Mumford -- Art and Technics (v)

"What my friend Matthew Nowicki used to say about architecture--that a great client was essential in the production of a great building--holds for every other form of art..." (28)

"[the] stage of full maturity...that only great art reaches...in both the artist and his community it demands a certain dedication, indeed a certain sacrifice, that sets it off from the more decorative and pleasurable phases of art." (29)

Cue Branford on Cecil for a not-so-friendly reminder that there are limits to what artists can reasonably expect from audiences.

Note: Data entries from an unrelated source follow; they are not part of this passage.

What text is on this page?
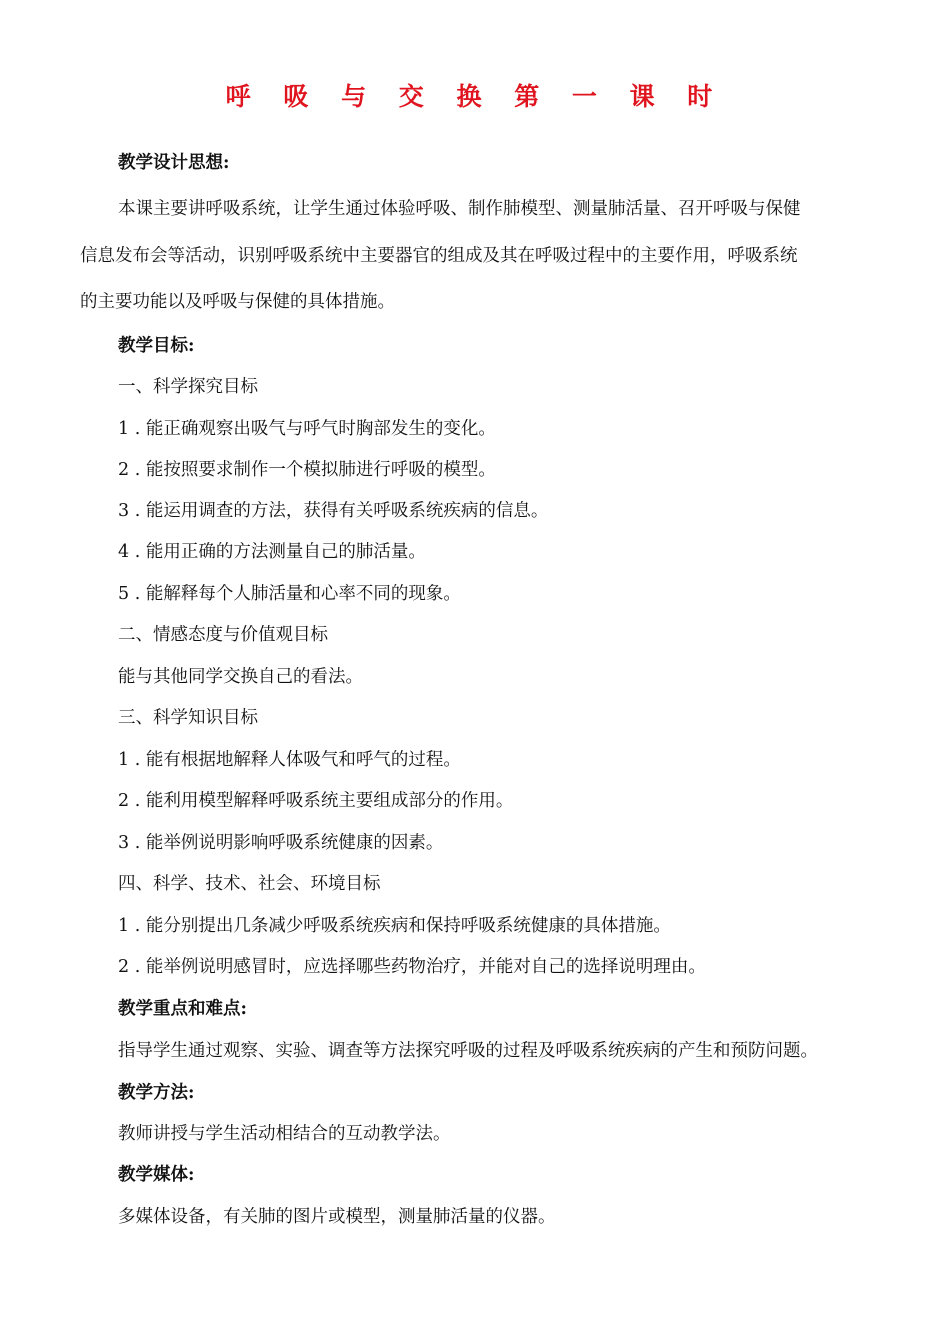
呼 吸 与 交 换 第 一 课 时
教学设计思想:
本课主要讲呼吸系统，让学生通过体验呼吸、制作肺模型、测量肺活量、召开呼吸与保健
信息发布会等活动，识别呼吸系统中主要器官的组成及其在呼吸过程中的主要作用，呼吸系统
的主要功能以及呼吸与保健的具体措施。
教学目标:
一、科学探究目标
1 . 能正确观察出吸气与呼气时胸部发生的变化。
2 . 能按照要求制作一个模拟肺进行呼吸的模型。
3 . 能运用调查的方法，获得有关呼吸系统疾病的信息。
4 . 能用正确的方法测量自己的肺活量。
5 . 能解释每个人肺活量和心率不同的现象。
二、情感态度与价值观目标
能与其他同学交换自己的看法。
三、科学知识目标
1 . 能有根据地解释人体吸气和呼气的过程。
2 . 能利用模型解释呼吸系统主要组成部分的作用。
3 . 能举例说明影响呼吸系统健康的因素。
四、科学、技术、社会、环境目标
1 . 能分别提出几条减少呼吸系统疾病和保持呼吸系统健康的具体措施。
2 . 能举例说明感冒时，应选择哪些药物治疗，并能对自己的选择说明理由。
教学重点和难点:
指导学生通过观察、实验、调查等方法探究呼吸的过程及呼吸系统疾病的产生和预防问题。
教学方法:
教师讲授与学生活动相结合的互动教学法。
教学媒体:
多媒体设备，有关肺的图片或模型，测量肺活量的仪器。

That said, neither community nor clientele is exactly the same as audience; in fact, Mumford reminds us here, the latter is rather limited in influence compared to the more pervasive, less tractable influence of both the wider community and the specific person or group controlling the purse strings.

I suspect that virtually every gigging musician can recall at least one instance (but probably more than one) of client and audience being out of step, where all chains of accountability ran through the client and none directly between artist and audience. Perhaps this scenario belongs too properly to the commercial rather than the artistic world to be relevant here; it most certainly belongs to the community, though, and it most certainly represents a temporary breakdown of that institution. Communities get the art they deserve, the art for which they have laid the foundation via whatever conduct and discourse prevails therein; clients get the art they ask for, whether they know what they're actually asking for or not; and audiences too often are left to choose from among the debris field of broken relationships and communication bottlenecks.

The notion that the community has a role to play in helping its art to reach the greatest possible heights has unfortunately become conflated with the task of initiating the non-initiated into such esoteric art practices as the administrophere sees fit to impose on them. This in and of itself does nothing to create the conditions under which art thrives.